John Keeley – To achieve a participatory society requires overcoming the institutions of capitalism, does this mean building the new institutions required now?
Overcoming capitalism, yes – but also racism, patriarchy, political authoritarianism, etc. And yes, building new institutions in the spaces we can navigate even in current society is certainly part of what it winning a new world requires and IOPS, for example, is very serious about the slogan plant the seeds of the future in the present. This is why IOPS itself, a new institution in the present, seeks to be classless, without political hierarchy, without racist and sexist hierarchy, and so on. It is why, not only in creating a revolutionary organization, but also in creating a production unit, a media operation, etc., or addressing those that the left already has, for that matter, IOPS members would typically argue for not incorporating (or retaining) or for at least steadily overcoming residues of past hierarchy producing structures – including, those that yield coordinator domination – which is an emphasis not so clearly prioritized by most other revolutionary agendas.

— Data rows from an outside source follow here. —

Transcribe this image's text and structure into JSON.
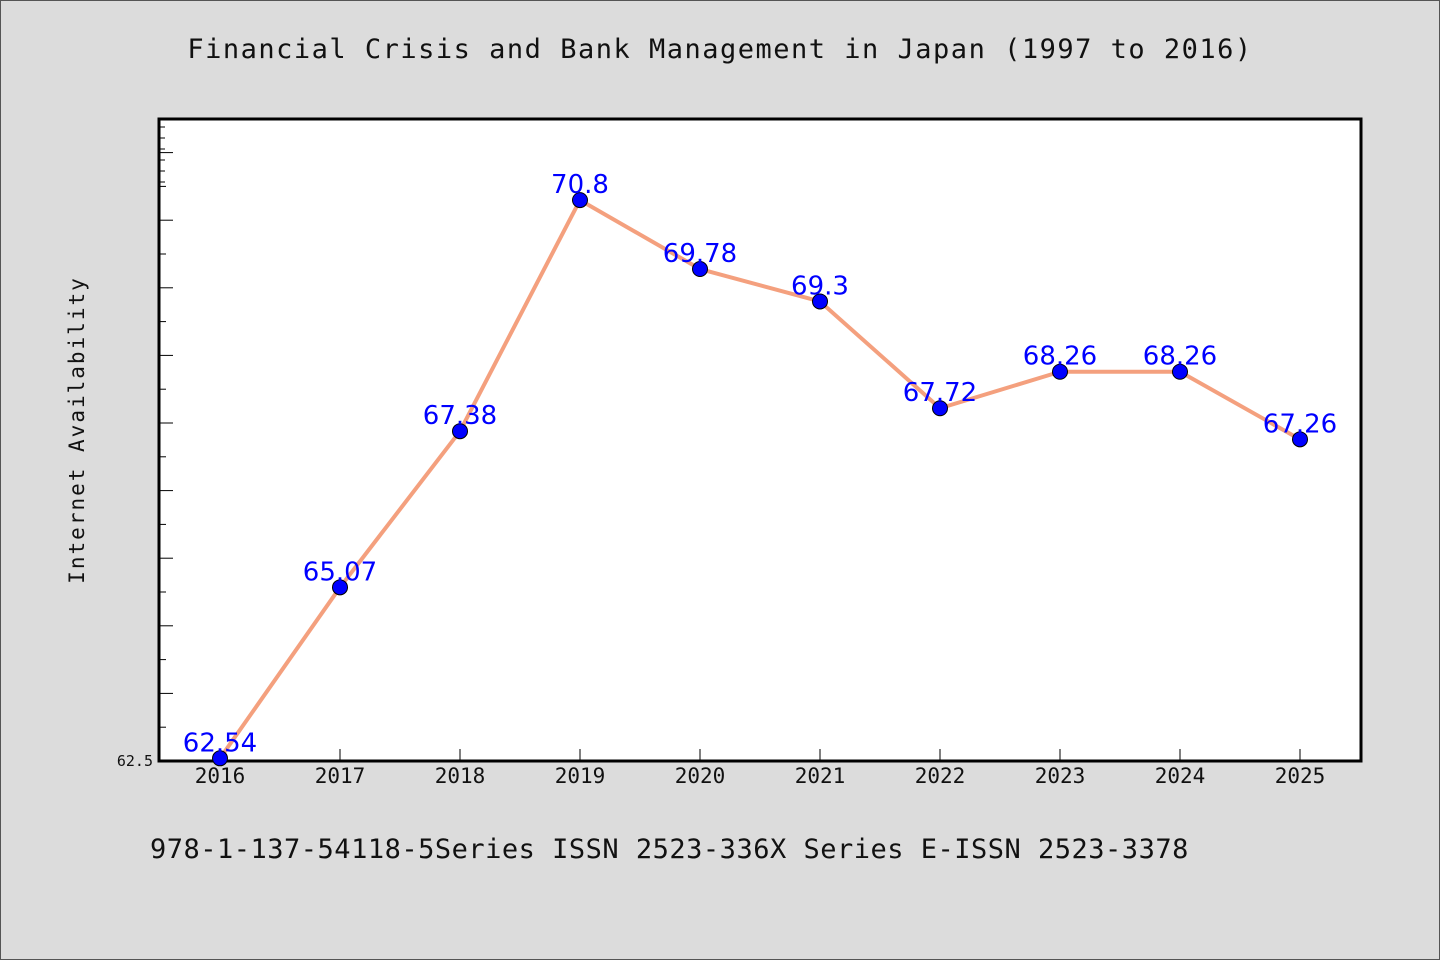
{
  "chart_data": {
    "type": "line",
    "title": "Financial Crisis and Bank Management in Japan (1997 to 2016)",
    "xlabel": "",
    "ylabel": "Internet Availability",
    "categories": [
      "2016",
      "2017",
      "2018",
      "2019",
      "2020",
      "2021",
      "2022",
      "2023",
      "2024",
      "2025"
    ],
    "series": [
      {
        "values": [
          62.54,
          65.07,
          67.38,
          70.8,
          69.78,
          69.3,
          67.72,
          68.26,
          68.26,
          67.26
        ],
        "data_labels": [
          "62.54",
          "65.07",
          "67.38",
          "70.8",
          "69.78",
          "69.3",
          "67.72",
          "68.26",
          "68.26",
          "67.26"
        ]
      }
    ],
    "ylim": [
      62.5,
      72
    ],
    "y_tick_labels": [
      "62.5"
    ],
    "grid": false,
    "legend": "none",
    "colors": {
      "line": "#f4a07e",
      "marker": "#0000ff",
      "data_label": "#0000ff",
      "plot_background": "#ffffff",
      "page_background": "#dcdcdc"
    }
  },
  "footer": {
    "text": "978-1-137-54118-5Series ISSN 2523-336X Series E-ISSN 2523-3378"
  }
}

But I would like to also note that for IOPS members getting beyond capitalism to classlessness isn’t just about building the new classless institutions now – at least in the sense of starting from scratch outside existing structures and creating new and separate ones of our own. I have certainly done that, And I believe that that is important to do, to provide models that inspire and from which we can learn more about our aims and also meet various current needs. But people also work in existing institutions, live in them, study in them, celebrate in them, vote in them. So a second part of the project we face, that is easily as important as building new institutions with features that we desire, is to wage campaigns and struggles inside existing institutions to win changes that meet needs and that also create conditions for winning still more changes, all the while increasing consciousness of injustices and especially of positive alternatives, while also growing movement membership and effectiveness.